For reference of what a Justin Timberlake halftime show could look like, his performance at the 2013 MTV Video Music Awards could be a good indication. During that 15-minute performance, he performed almost all of his hit songs, had a brief reunion with NSYNC, and utilized the entire Barclays Center stage. Even though he did not perform any song in its full length, and spent, at most, two minutes on any particular song, there was still material in his discography that was not sung.
“What Goes Around… Comes Around,” which hit number one on the Billboard Hot 100 in 2007, was merely a five second instrumental during the performance. “LoveStoned” and “Until The End of Time,” both songs which hit the top 20 on the Billboard Hot 100 off of the FutureSex/LoveSounds album, were not performed. “Summer Love,” which peaked inside the top 10 on the Billboard Hot 100, was not performed. None of his songs as a feature artist were performed during this set, despite the fact that Timberlake has five top five singles as a feature artist, including “Holy Grail” and “Dead and Gone.” Additionally, this does not even include “Not a Bad Thing” and “Love Never Felt So Good,” songs that were released one year later that peaked inside the top 10 on the Billboard Hot 100, and does not include arguably the biggest hit of his career, “Can’t Stop the Feeling,” which became Timberlake’s fourth number one song as a lead solo artist on the Billboard Hot 100.
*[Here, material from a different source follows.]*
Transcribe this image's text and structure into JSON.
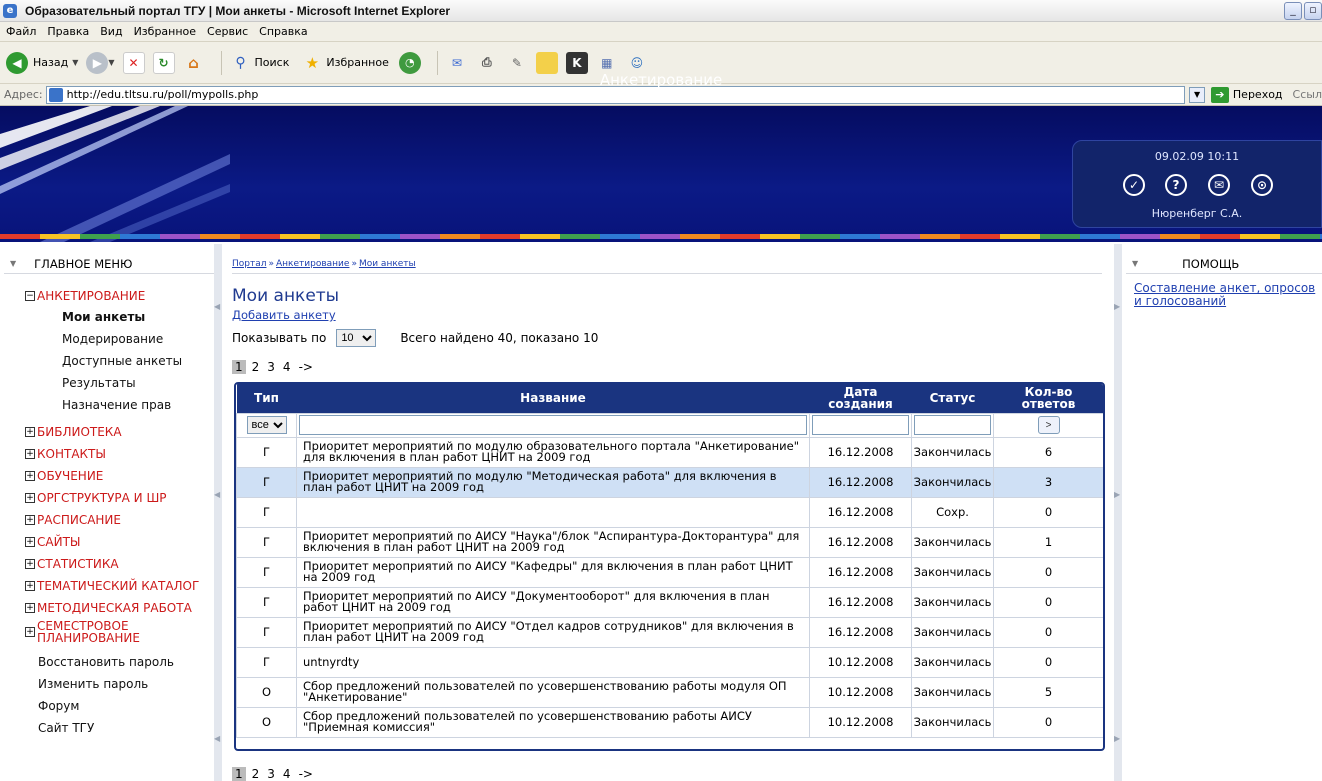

Despite the fact that this performance at the 2013 VMAs was the length of a typical Super Bowl halftime show, there were still recognizable songs that were not played. This shows just how extensive Timberlake’s discography is, and that he has more than enough material to carry out a full show. Whereas some halftime shows seem pretty obvious in terms of the songs that the main artist will perform, such as Bruno Mars at Super Bowl XLVIII and The Black Eyed Peas at Super Bowl XLV, the same cannot be said about Justin Timberlake due to his catalogue that spans two decades when counting his time with NSYNC.
Timberlake has the material. Timberlake has the popularity and a large, diverse audience. On February 4, in front of what is sure to be one of the biggest television audiences of all-time, he will have the opportunity to do something that was largely thought of as impossible even a few years ago.
That thing? Erase from history, if only for 15 minutes, the biggest wardrobe malfunction of all-time.
The Super Bowl halftime show is, typically, the most viewed event of the year. According to Deadline, the Super Bowl LI halftime show starring Lady Gaga drew 117.5 million viewers, while the all-time record was set at Super Bowl XLIX, when Katy Perry’s halftime show drew 120.7 million viewers.